14:40-15:40 Room 117
Valerii Sopin (HSE Moscow)
Trees, Bagging, Random Forests and Boosting

Information: Toshitake Kohno, Graduate School of Mathemarical Sciences, the University of Tokyo

Titles and Abstracts of Lectures

Philip B. Stark
Title: Foundations of Statistics and an Introduction to Statistical Inference
These lectures will complement those of Prof. Koike by focusing on foundational issues in statistics, statistical inferential thinking, the interpretation of statistical calculations, and nonparametric and exact methods. Topics will include types of uncertainty; theories of probability and their shortcomings; systematic and stochastic errors; frequentist and Bayesian approaches to estimation and inference and their shortcomings; confounding; the method of comparison; the importance of experimental/observational design; assessing estimators; interpreting p-values, confidence sets, posterior probabilities, and credible sets; common fallacies in statistical inference; the Neyman model for causal inference; interference in experiments; abstract permutation methods; pseudo-random number generation; computational implementation of permutation methods and resampling methods in Python.
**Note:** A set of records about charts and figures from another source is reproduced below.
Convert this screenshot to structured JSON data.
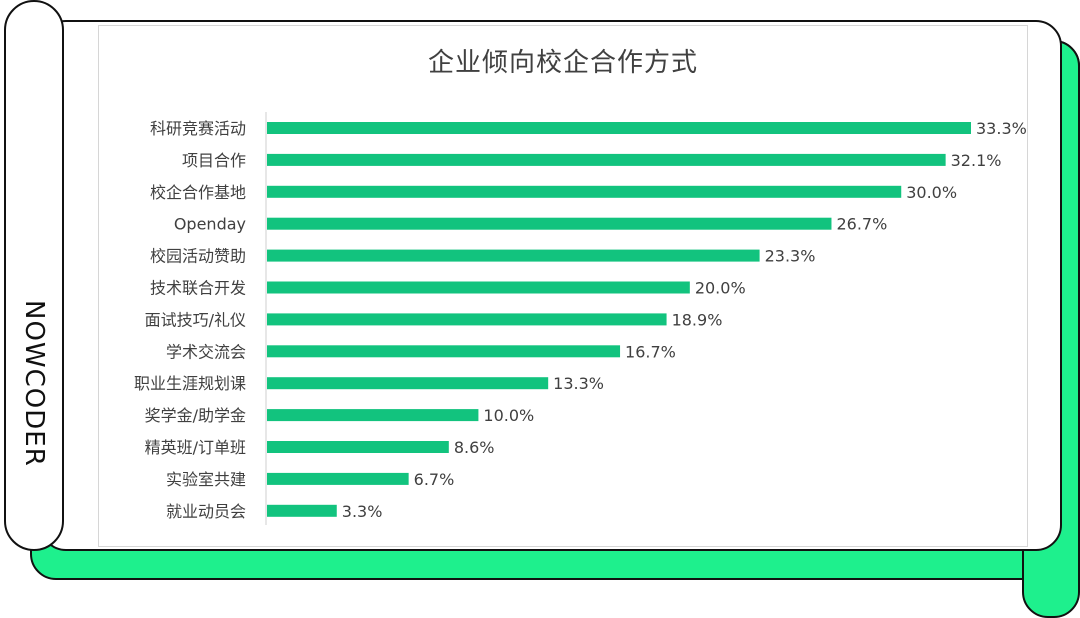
{
  "brand": "NOWCODER",
  "chart_data": {
    "type": "bar",
    "orientation": "horizontal",
    "title": "企业倾向校企合作方式",
    "categories": [
      "科研竞赛活动",
      "项目合作",
      "校企合作基地",
      "Openday",
      "校园活动赞助",
      "技术联合开发",
      "面试技巧/礼仪",
      "学术交流会",
      "职业生涯规划课",
      "奖学金/助学金",
      "精英班/订单班",
      "实验室共建",
      "就业动员会"
    ],
    "values": [
      33.3,
      32.1,
      30.0,
      26.7,
      23.3,
      20.0,
      18.9,
      16.7,
      13.3,
      10.0,
      8.6,
      6.7,
      3.3
    ],
    "value_labels": [
      "33.3%",
      "32.1%",
      "30.0%",
      "26.7%",
      "23.3%",
      "20.0%",
      "18.9%",
      "16.7%",
      "13.3%",
      "10.0%",
      "8.6%",
      "6.7%",
      "3.3%"
    ],
    "unit": "%",
    "xlim": [
      0,
      33.3
    ],
    "bar_color": "#12c37e",
    "grid": false,
    "legend": "none"
  }
}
Examples will be drawn from physical, social, and health sciences.

Yuta Koike
Title: Introduction to Statistical Data Analysis
In this lecture we present elementary statistical data analysis methods and their implementation by R. Starting with the basic usage of R, we explain some elementary methods from multivariate analysis such as linear regression, principal component analysis and discriminant analysis and how to implement them by R. This lecture focuses on the practical implementation of the methods rather than the theoretical details.